Caterpillar’s governance structure provides leadership, accountability and transparency to company business on behalf of our employees and our stockholders. Our corporate governance framework serves the interests of stockholders with the highest standards of responsibility, integrity and commitment. These standards are developed and implemented by our Board of Directors and global management team, who oversee the company’s performance and governance policies.
Caterpillar’s Board of Directors currently has 12 members. This structure enables a diversity of experience without hindering effective discussion or diminishing individual accountability. In 2013, Caterpillar amended its bylaws to require that each director be elected annually by a majority vote. There are currently three standing board committees: Audit, Compensation and Human Resources, and Public Policy and Governance. Each committee, solely comprised of independent directors, has a written charter. Full details on the Board and its committees can be found here.

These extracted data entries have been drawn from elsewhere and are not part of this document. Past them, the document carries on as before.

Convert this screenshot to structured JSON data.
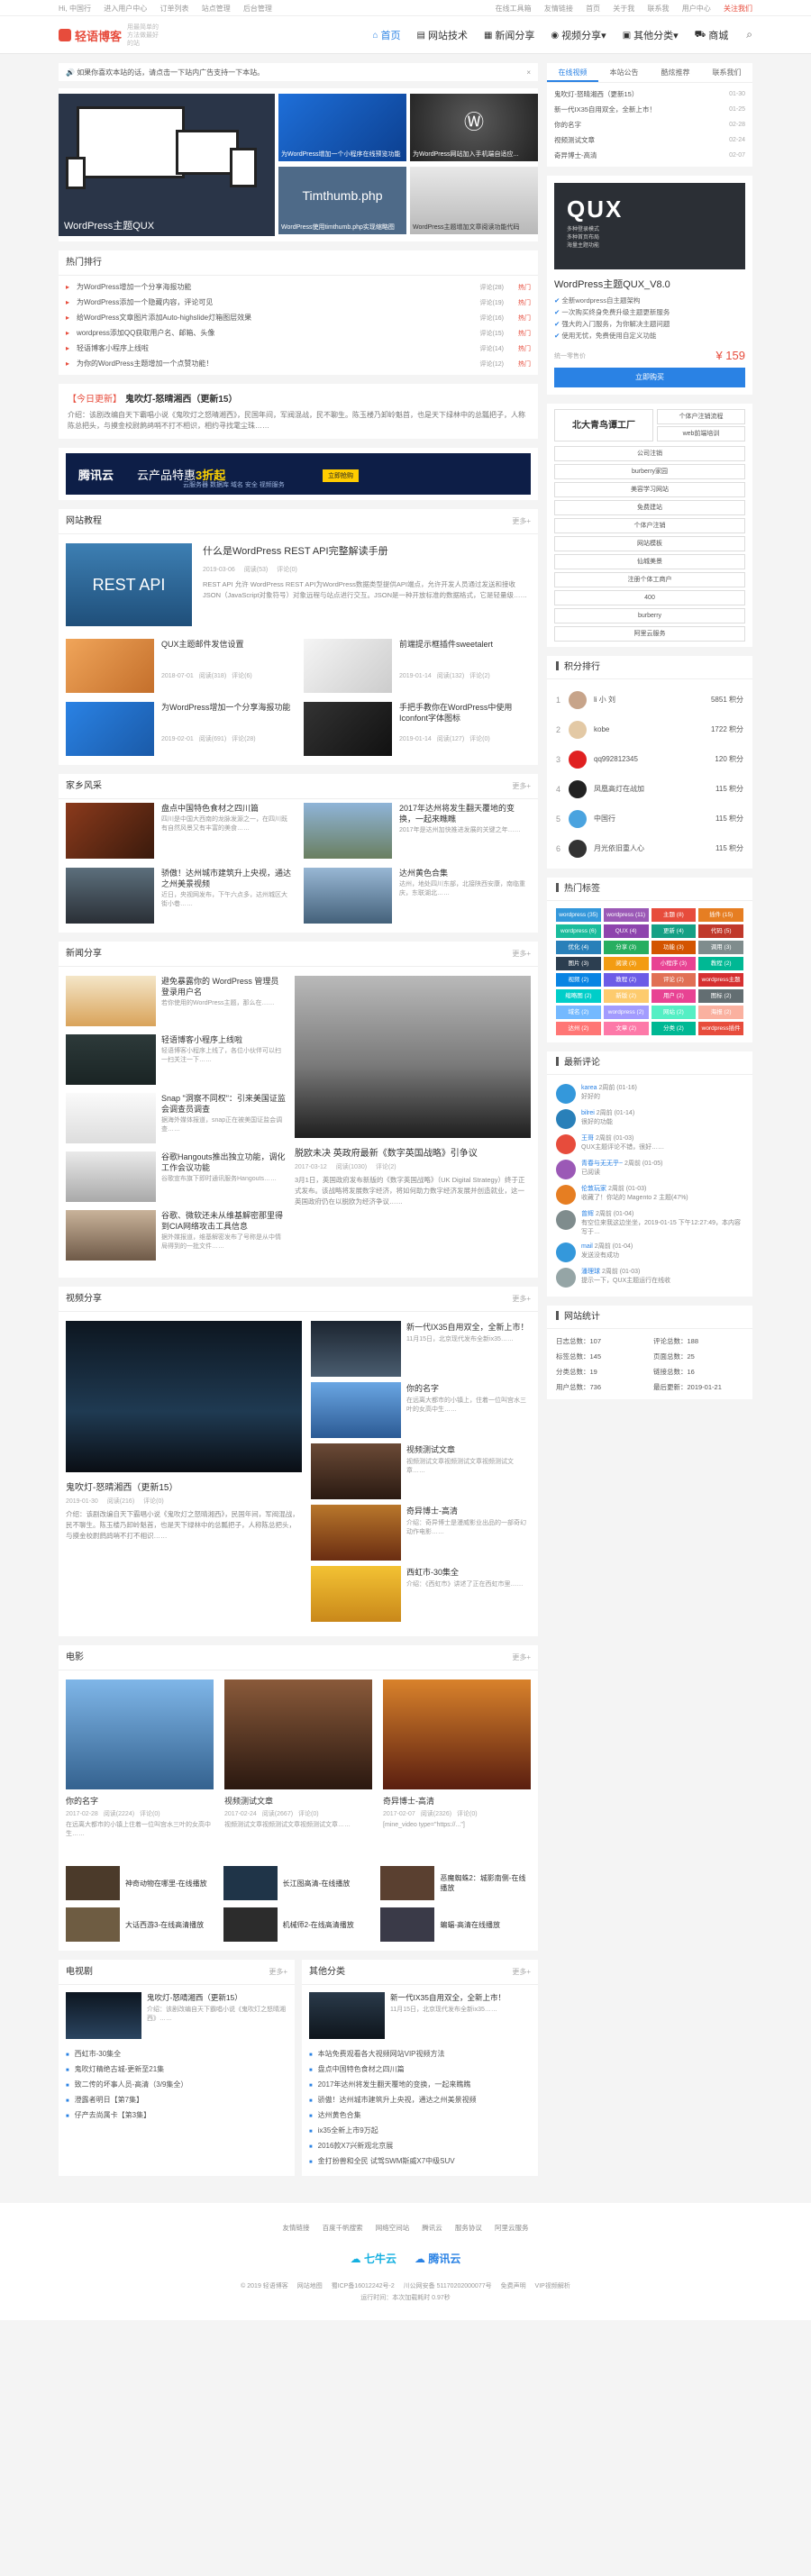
{
  "topbar": {
    "left": [
      "Hi, 中国行",
      "进入用户中心",
      "订单列表",
      "站点管理",
      "后台管理"
    ],
    "right": [
      "在线工具箱",
      "友情链接",
      "首页",
      "关于我",
      "联系我",
      "用户中心",
      "关注我们"
    ]
  },
  "header": {
    "logo": "轻语博客",
    "slogan": "用最简单的方法做最好的站",
    "nav": [
      {
        "label": "首页",
        "icon": "home-icon"
      },
      {
        "label": "网站技术",
        "icon": "code-icon"
      },
      {
        "label": "新闻分享",
        "icon": "news-icon"
      },
      {
        "label": "视频分享",
        "icon": "video-icon"
      },
      {
        "label": "其他分类",
        "icon": "grid-icon"
      },
      {
        "label": "商城",
        "icon": "cart-icon"
      }
    ]
  },
  "notice": {
    "text": "如果你喜欢本站的话，请点击一下站内广告支持一下本站。"
  },
  "slider": {
    "main_caption": "WordPress主题QUX",
    "thumbs": [
      {
        "caption": "为WordPress增加一个小程序在线预览功能"
      },
      {
        "caption": "为WordPress网站加入手机端自适应..."
      },
      {
        "title": "Timthumb.php",
        "caption": "WordPress使用timthumb.php实现缩略图"
      },
      {
        "caption": "WordPress主题增加文章阅读功能代码"
      }
    ]
  },
  "hot": {
    "title": "热门排行",
    "items": [
      {
        "t": "为WordPress增加一个分享海报功能",
        "m": "评论(28)",
        "h": "热门"
      },
      {
        "t": "为WordPress添加一个隐藏内容，评论可见",
        "m": "评论(19)",
        "h": "热门"
      },
      {
        "t": "给WordPress文章图片添加Auto-highslide灯箱图层效果",
        "m": "评论(16)",
        "h": "热门"
      },
      {
        "t": "wordpress添加QQ获取用户名、邮箱、头像",
        "m": "评论(15)",
        "h": "热门"
      },
      {
        "t": "轻语博客小程序上线啦",
        "m": "评论(14)",
        "h": "热门"
      },
      {
        "t": "为你的WordPress主题增加一个点赞功能！",
        "m": "评论(12)",
        "h": "热门"
      }
    ]
  },
  "today": {
    "label": "【今日更新】",
    "title": "鬼吹灯-怒晴湘西（更新15）",
    "text": "介绍：该剧改编自天下霸唱小说《鬼吹灯之怒晴湘西》，民国年间，军阀混战，民不聊生。陈玉楼乃卸岭魁首，也是天下绿林中的总瓢把子，人称陈总把头，与摸金校尉鹧鸪哨不打不相识，相约寻找雮尘珠……"
  },
  "ad": {
    "brand": "腾讯云",
    "text1": "云产品特惠",
    "highlight": "3折起",
    "text2": "云服务器 数据库 域名 安全 视频服务",
    "btn": "立即抢购"
  },
  "tech": {
    "title": "网站教程",
    "more": "更多+",
    "big": {
      "t": "什么是WordPress REST API完整解读手册",
      "date": "2019-03-06",
      "views": "阅读(53)",
      "comments": "评论(0)",
      "img_text": "REST API",
      "text": "REST API 允许 WordPress REST API为WordPress数据类型提供API端点，允许开发人员通过发送和接收JSON（JavaScript对象符号）对象远程与站点进行交互。JSON是一种开放标准的数据格式，它是轻量级……"
    },
    "items": [
      {
        "t": "QUX主题邮件发信设置",
        "date": "2018-07-01",
        "views": "阅读(318)",
        "c": "评论(6)"
      },
      {
        "t": "前端提示框插件sweetalert",
        "date": "2019-01-14",
        "views": "阅读(132)",
        "c": "评论(2)"
      },
      {
        "t": "为WordPress增加一个分享海报功能",
        "date": "2019-02-01",
        "views": "阅读(691)",
        "c": "评论(28)"
      },
      {
        "t": "手把手教你在WordPress中使用Iconfont字体图标",
        "date": "2019-01-14",
        "views": "阅读(127)",
        "c": "评论(0)"
      }
    ]
  },
  "hometown": {
    "title": "家乡风采",
    "more": "更多+",
    "items": [
      {
        "t": "盘点中国特色食材之四川篇",
        "p": "四川是中国大西南的龙脉发源之一，在四川既有自然风景又有丰富的美食……"
      },
      {
        "t": "2017年达州将发生翻天覆地的变换，一起来瞧瞧",
        "p": "2017年是达州加快推进发展的关键之年……"
      },
      {
        "t": "骄傲！达州城市建筑升上央视，通达之州美景视频",
        "p": "近日，央视网发布，下午六点多，达州城区大街小巷……"
      },
      {
        "t": "达州黄色合集",
        "p": "达州，地处四川东部，北接陕西安康，南临重庆，东联湖北……"
      }
    ]
  },
  "news": {
    "title": "新闻分享",
    "more": "更多+",
    "left": [
      {
        "t": "避免暴露你的 WordPress 管理员登录用户名",
        "p": "若你使用的WordPress主题，那么在……"
      },
      {
        "t": "轻语博客小程序上线啦",
        "p": "轻语博客小程序上线了，各位小伙伴可以扫一扫关注一下……"
      },
      {
        "t": "Snap \"洞察不同权\"：引来美国证监会调查员调查",
        "p": "据海外媒体报道，snap正在被美国证监会调查……"
      },
      {
        "t": "谷歌Hangouts推出独立功能，调化工作会议功能",
        "p": "谷歌宣布旗下即时通讯服务Hangouts……"
      },
      {
        "t": "谷歌、微软还未从维基解密那里得到CIA网络攻击工具信息",
        "p": "据外媒报道，维基解密发布了号称是从中情局得到的一批文件……"
      }
    ],
    "big": {
      "t": "脱欧未决 英政府最新《数字英国战略》引争议",
      "date": "2017-03-12",
      "views": "阅读(1030)",
      "comments": "评论(2)",
      "text": "3月1日，英国政府发布新版的《数字英国战略》（UK Digital Strategy）终于正式发布。该战略将发展数字经济，将如何助力数字经济发展并创造就业，这一英国政府仍在以脱欧为经济争议……"
    }
  },
  "video": {
    "title": "视频分享",
    "more": "更多+",
    "big": {
      "t": "鬼吹灯-怒晴湘西（更新15）",
      "date": "2019-01-30",
      "views": "阅读(216)",
      "comments": "评论(0)",
      "text": "介绍：该剧改编自天下霸唱小说《鬼吹灯之怒晴湘西》，民国年间，军阀混战，民不聊生。陈玉楼乃卸岭魁首，也是天下绿林中的总瓢把子，人称陈总把头，与摸金校尉鹧鸪哨不打不相识……"
    },
    "items": [
      {
        "t": "新一代IX35自用双全，全新上市！",
        "p": "11月15日，北京现代发布全新ix35……"
      },
      {
        "t": "你的名字",
        "p": "在远离大都市的小镇上，住着一位叫宫水三叶的女高中生……"
      },
      {
        "t": "视频测试文章",
        "p": "视频测试文章视频测试文章视频测试文章……"
      },
      {
        "t": "奇异博士-高清",
        "p": "介绍：奇异博士是漫威影业出品的一部奇幻动作电影……"
      },
      {
        "t": "西虹市-30集全",
        "p": "介绍：《西虹市》讲述了正在西虹市里……"
      }
    ]
  },
  "movie": {
    "title": "电影",
    "more": "更多+",
    "cards": [
      {
        "t": "你的名字",
        "date": "2017-02-28",
        "views": "阅读(2224)",
        "c": "评论(0)",
        "p": "在远离大都市的小镇上住着一位叫宫水三叶的女高中生……"
      },
      {
        "t": "视频测试文章",
        "date": "2017-02-24",
        "views": "阅读(2667)",
        "c": "评论(0)",
        "p": "视频测试文章视频测试文章视频测试文章……"
      },
      {
        "t": "奇异博士-高清",
        "date": "2017-02-07",
        "views": "阅读(2326)",
        "c": "评论(0)",
        "p": "[mine_video type=\"https://...\"]"
      }
    ],
    "list": [
      {
        "t": "神奇动物在哪里-在线播放"
      },
      {
        "t": "长江图高清-在线播放"
      },
      {
        "t": "恶魔蜘蛛2：城影南侧-在线播放"
      },
      {
        "t": "大话西游3-在线高清播放"
      },
      {
        "t": "机械师2-在线高清播放"
      },
      {
        "t": "蝙蝠-高清在线播放"
      }
    ]
  },
  "tv": {
    "title": "电视剧",
    "more": "更多+",
    "top": {
      "t": "鬼吹灯-怒晴湘西（更新15）",
      "p": "介绍：该剧改编自天下霸唱小说《鬼吹灯之怒晴湘西》……"
    },
    "items": [
      "西虹市-30集全",
      "鬼吹灯精绝古城-更新至21集",
      "致二传的坏事人员-高清（3/9集全）",
      "澄露者明日【第7集】",
      "仔产去尚属卡【第3集】"
    ]
  },
  "other": {
    "title": "其他分类",
    "more": "更多+",
    "top": {
      "t": "新一代IX35自用双全，全新上市！",
      "p": "11月15日，北京现代发布全新ix35……"
    },
    "items": [
      "本站免费观看各大视频网站VIP视频方法",
      "盘点中国特色食材之四川篇",
      "2017年达州将发生翻天覆地的变换，一起来瞧瞧",
      "骄傲！达州城市建筑升上央视，通达之州美景视频",
      "达州黄色合集",
      "ix35全新上市9万起",
      "2016款X7兴新观北京展",
      "金打扮兽和全民 试驾SWM斯威X7中级SUV"
    ]
  },
  "sidebar": {
    "tabs": [
      "在线视频",
      "本站公告",
      "酷炫推荐",
      "联系我们"
    ],
    "latest": [
      {
        "t": "鬼吹灯-怒晴湘西（更新15）",
        "d": "01-30"
      },
      {
        "t": "新一代IX35自用双全，全新上市！",
        "d": "01-25"
      },
      {
        "t": "你的名字",
        "d": "02-28"
      },
      {
        "t": "视频测试文章",
        "d": "02-24"
      },
      {
        "t": "奇异博士-高清",
        "d": "02-07"
      }
    ],
    "theme": {
      "logo": "QUX",
      "sub": "多种登录模式\n多种首页布局\n海量主题功能",
      "title": "WordPress主题QUX_V8.0",
      "features": [
        "全新wordpress自主题架构",
        "一次购买终身免费升级主题更新服务",
        "强大的入门服务，为你解决主题问题",
        "使用无忧，免费使用自定义功能"
      ],
      "price_label": "统一零售价",
      "price": "¥ 159",
      "btn": "立即购买"
    },
    "links": {
      "big": "北大青鸟谭工厂",
      "small": [
        "个体户注销流程",
        "web前端培训"
      ],
      "list": [
        "公司注销",
        "burberry家园",
        "美容学习网站",
        "免费建站",
        "个体户注销",
        "网站模板",
        "仙城美景",
        "注册个体工商户",
        "400",
        "burberry",
        "阿里云服务"
      ]
    },
    "rank": {
      "title": "积分排行",
      "items": [
        {
          "n": "1",
          "name": "li 小 刘",
          "score": "5851 积分",
          "color": "#c7a48a"
        },
        {
          "n": "2",
          "name": "kobe",
          "score": "1722 积分",
          "color": "#e3c9a5"
        },
        {
          "n": "3",
          "name": "qq992812345",
          "score": "120 积分",
          "color": "#e02020"
        },
        {
          "n": "4",
          "name": "凤凰高灯在战加",
          "score": "115 积分",
          "color": "#222222"
        },
        {
          "n": "5",
          "name": "中国行",
          "score": "115 积分",
          "color": "#4aa3df"
        },
        {
          "n": "6",
          "name": "月光依旧重人心",
          "score": "115 积分",
          "color": "#333333"
        }
      ]
    },
    "tags": {
      "title": "热门标签",
      "items": [
        {
          "t": "wordpress (35)",
          "c": "#3498db"
        },
        {
          "t": "wordpress (11)",
          "c": "#9b59b6"
        },
        {
          "t": "主题 (8)",
          "c": "#e74c3c"
        },
        {
          "t": "插件 (15)",
          "c": "#e67e22"
        },
        {
          "t": "wordpress (6)",
          "c": "#1abc9c"
        },
        {
          "t": "QUX (4)",
          "c": "#8e44ad"
        },
        {
          "t": "更新 (4)",
          "c": "#16a085"
        },
        {
          "t": "代码 (5)",
          "c": "#c0392b"
        },
        {
          "t": "优化 (4)",
          "c": "#2980b9"
        },
        {
          "t": "分享 (3)",
          "c": "#27ae60"
        },
        {
          "t": "功能 (3)",
          "c": "#d35400"
        },
        {
          "t": "调用 (3)",
          "c": "#7f8c8d"
        },
        {
          "t": "图片 (3)",
          "c": "#2c3e50"
        },
        {
          "t": "阅读 (3)",
          "c": "#f39c12"
        },
        {
          "t": "小程序 (3)",
          "c": "#e84393"
        },
        {
          "t": "教程 (2)",
          "c": "#00b894"
        },
        {
          "t": "视频 (2)",
          "c": "#0984e3"
        },
        {
          "t": "教程 (2)",
          "c": "#6c5ce7"
        },
        {
          "t": "评论 (2)",
          "c": "#e17055"
        },
        {
          "t": "wordpress主题",
          "c": "#d63031"
        },
        {
          "t": "缩略图 (2)",
          "c": "#00cec9"
        },
        {
          "t": "新版 (2)",
          "c": "#fdcb6e"
        },
        {
          "t": "用户 (2)",
          "c": "#e84393"
        },
        {
          "t": "图标 (2)",
          "c": "#636e72"
        },
        {
          "t": "域名 (2)",
          "c": "#74b9ff"
        },
        {
          "t": "wordpress (2)",
          "c": "#a29bfe"
        },
        {
          "t": "网站 (2)",
          "c": "#55efc4"
        },
        {
          "t": "海报 (2)",
          "c": "#fab1a0"
        },
        {
          "t": "达州 (2)",
          "c": "#ff7675"
        },
        {
          "t": "文章 (2)",
          "c": "#fd79a8"
        },
        {
          "t": "分类 (2)",
          "c": "#00b894"
        },
        {
          "t": "wordpress插件",
          "c": "#e74c3c"
        }
      ]
    },
    "comments": {
      "title": "最新评论",
      "items": [
        {
          "u": "karea",
          "d": "2周前 (01-16)",
          "text": "好好的",
          "color": "#3498db"
        },
        {
          "u": "bilrei",
          "d": "2周前 (01-14)",
          "text": "很好的功能",
          "color": "#2980b9"
        },
        {
          "u": "王哥",
          "d": "2周前 (01-03)",
          "text": "QUX主题评论不错，很好……",
          "color": "#e74c3c"
        },
        {
          "u": "青春与无无乎~",
          "d": "2周前 (01-05)",
          "text": "已阅读",
          "color": "#9b59b6"
        },
        {
          "u": "伦敦玩家",
          "d": "2周前 (01-03)",
          "text": "收藏了！你站的 Magento 2 主题(47%)",
          "color": "#e67e22"
        },
        {
          "u": "曾辉",
          "d": "2周前 (01-04)",
          "text": "有空位来我这边坐坐，2019-01-15 下午12:27:49，本内容写于…",
          "color": "#7f8c8d"
        },
        {
          "u": "mail",
          "d": "2周前 (01-04)",
          "text": "发送没有成功",
          "color": "#3498db"
        },
        {
          "u": "潘理球",
          "d": "2周前 (01-03)",
          "text": "提示一下，QUX主题运行在线收",
          "color": "#95a5a6"
        }
      ]
    },
    "stats": {
      "title": "网站统计",
      "items": [
        "日志总数：107",
        "评论总数：188",
        "标签总数：145",
        "页面总数：25",
        "分类总数：19",
        "链接总数：16",
        "用户总数：736",
        "最后更新：2019-01-21"
      ]
    }
  },
  "footer": {
    "links": [
      "友情链接",
      "百度千帆搜索",
      "网络空间站",
      "腾讯云",
      "服务协议",
      "阿里云服务"
    ],
    "logos": [
      "七牛云",
      "腾讯云"
    ],
    "copy": [
      "© 2019 轻语博客",
      "网站地图",
      "蜀ICP备16012242号-2",
      "川公网安备 51170202000077号",
      "免费声明",
      "VIP视频解析"
    ],
    "copy2": [
      "运行时间：本次加载耗时 0.97秒"
    ]
  }
}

Caterpillar has established several corporate governance policies that are intended to reflect Caterpillar’s emphasis on good corporate governance. These include Guidelines on Corporate Governance Issues, Caterpillar’s Code of Conduct, mandatory retirement ages for the Board of Directors and an officer compensation claw back policy. Caterpillar policy also requires 1) former employees of its independent auditors who were senior managers or higher to wait a minimum of three years before becoming eligible for certain management-level positions at Caterpillar, and 2) the rotation of independent audit partners in compliance with the requirements of the 2002 Sarbanes-Oxley Act.